Morgan spun in his chair and went over to the credenza. He opened a wide lower drawer and dug around and then produced a brown folder. He opened it as he returned to the desk and spun back around in the chair.
The folder held a photograph, which he put on the desktop and slid toward Payne.
“Look at her!” Morgan said.
Payne put down his coffee cup and took the photograph in hand.

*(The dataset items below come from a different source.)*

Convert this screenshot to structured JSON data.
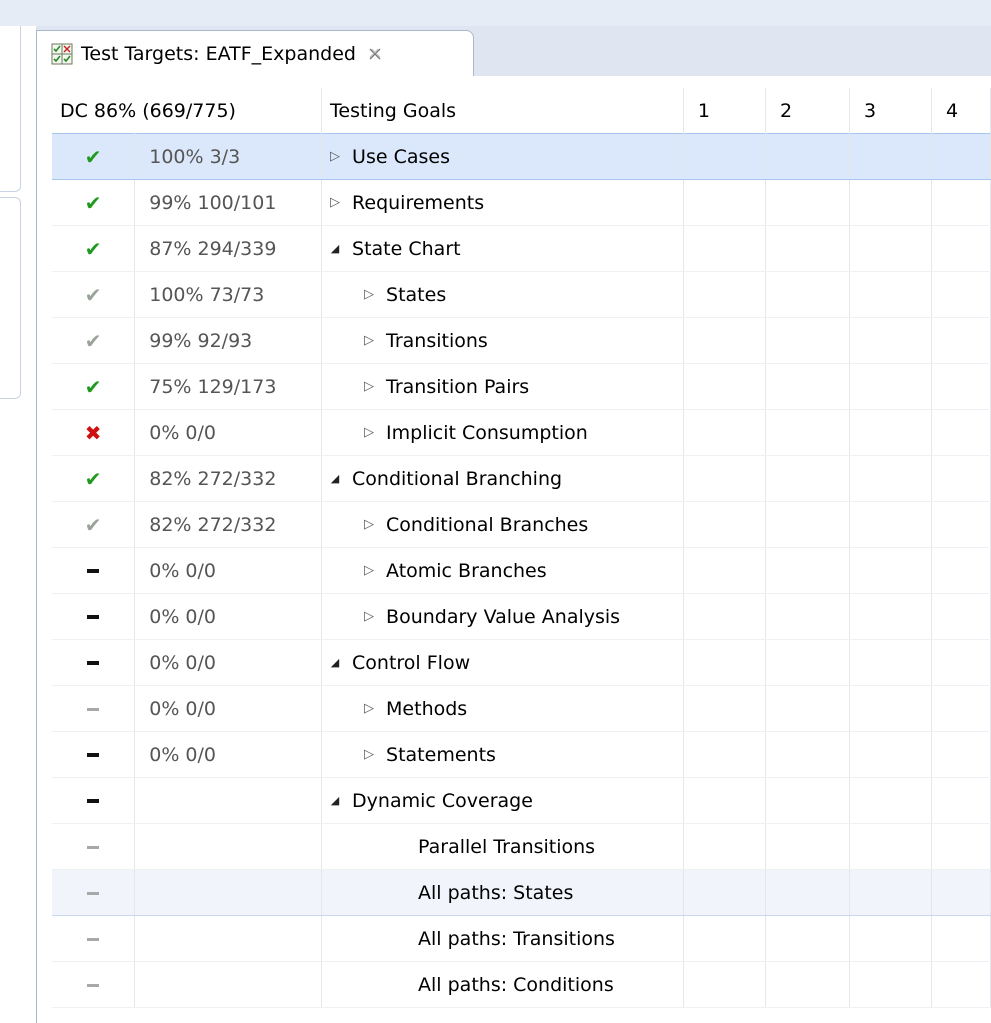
{
  "tab": {
    "title": "Test Targets: EATF_Expanded",
    "icon": "grid-coverage-icon",
    "close_icon": "close-icon"
  },
  "columns": {
    "dc": "DC 86% (669/775)",
    "goals": "Testing Goals",
    "c1": "1",
    "c2": "2",
    "c3": "3",
    "c4": "4"
  },
  "rows": [
    {
      "status": "check-green",
      "pct": "100% 3/3",
      "goal": "Use Cases",
      "level": 0,
      "toggle": "collapsed"
    },
    {
      "status": "check-green",
      "pct": "99% 100/101",
      "goal": "Requirements",
      "level": 0,
      "toggle": "collapsed"
    },
    {
      "status": "check-green",
      "pct": "87% 294/339",
      "goal": "State Chart",
      "level": 0,
      "toggle": "expanded"
    },
    {
      "status": "check-gray",
      "pct": "100% 73/73",
      "goal": "States",
      "level": 1,
      "toggle": "collapsed"
    },
    {
      "status": "check-gray",
      "pct": "99% 92/93",
      "goal": "Transitions",
      "level": 1,
      "toggle": "collapsed"
    },
    {
      "status": "check-green",
      "pct": "75% 129/173",
      "goal": "Transition Pairs",
      "level": 1,
      "toggle": "collapsed"
    },
    {
      "status": "cross-red",
      "pct": "0% 0/0",
      "goal": "Implicit Consumption",
      "level": 1,
      "toggle": "collapsed"
    },
    {
      "status": "check-green",
      "pct": "82% 272/332",
      "goal": "Conditional Branching",
      "level": 0,
      "toggle": "expanded"
    },
    {
      "status": "check-gray",
      "pct": "82% 272/332",
      "goal": "Conditional Branches",
      "level": 1,
      "toggle": "collapsed"
    },
    {
      "status": "dash-black",
      "pct": "0% 0/0",
      "goal": "Atomic Branches",
      "level": 1,
      "toggle": "collapsed"
    },
    {
      "status": "dash-black",
      "pct": "0% 0/0",
      "goal": "Boundary Value Analysis",
      "level": 1,
      "toggle": "collapsed"
    },
    {
      "status": "dash-black",
      "pct": "0% 0/0",
      "goal": "Control Flow",
      "level": 0,
      "toggle": "expanded"
    },
    {
      "status": "dash-gray",
      "pct": "0% 0/0",
      "goal": "Methods",
      "level": 1,
      "toggle": "collapsed"
    },
    {
      "status": "dash-black",
      "pct": "0% 0/0",
      "goal": "Statements",
      "level": 1,
      "toggle": "collapsed"
    },
    {
      "status": "dash-black",
      "pct": "",
      "goal": "Dynamic Coverage",
      "level": 0,
      "toggle": "expanded"
    },
    {
      "status": "dash-gray",
      "pct": "",
      "goal": "Parallel Transitions",
      "level": 2,
      "toggle": "none"
    },
    {
      "status": "dash-gray",
      "pct": "",
      "goal": "All paths: States",
      "level": 2,
      "toggle": "none"
    },
    {
      "status": "dash-gray",
      "pct": "",
      "goal": "All paths: Transitions",
      "level": 2,
      "toggle": "none"
    },
    {
      "status": "dash-gray",
      "pct": "",
      "goal": "All paths: Conditions",
      "level": 2,
      "toggle": "none"
    }
  ],
  "selected_row": 0,
  "hovered_row": 16,
  "colors": {
    "check_green": "#1f9a1f",
    "check_gray": "#9aa39a",
    "cross_red": "#d01010",
    "selection": "#dbe8fb"
  }
}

Two women, smiling awkwardly, stood on a curved concrete path leading up to an elegant light blue, two-story Mediterranean-style building. Above the red-tiled roof, tall palm trees soared into a cloudless, bright blue sky. The female on the left looked to be in her mid-thirties—and, clearly, the same woman who appeared in the family photographs on the credenza—and the other was an overweight strawberry-blonde in her mid-twenties who held a bouquet of yellow flowers. Beside them was a small wooden sign on a four-foot-high post. Its carved lettering read SANCTUARY SEASIDE GUEST PICKUP.
Jesus! The fat one’s Camilla Rose?
She looks terrible. At least fifty pounds overweight.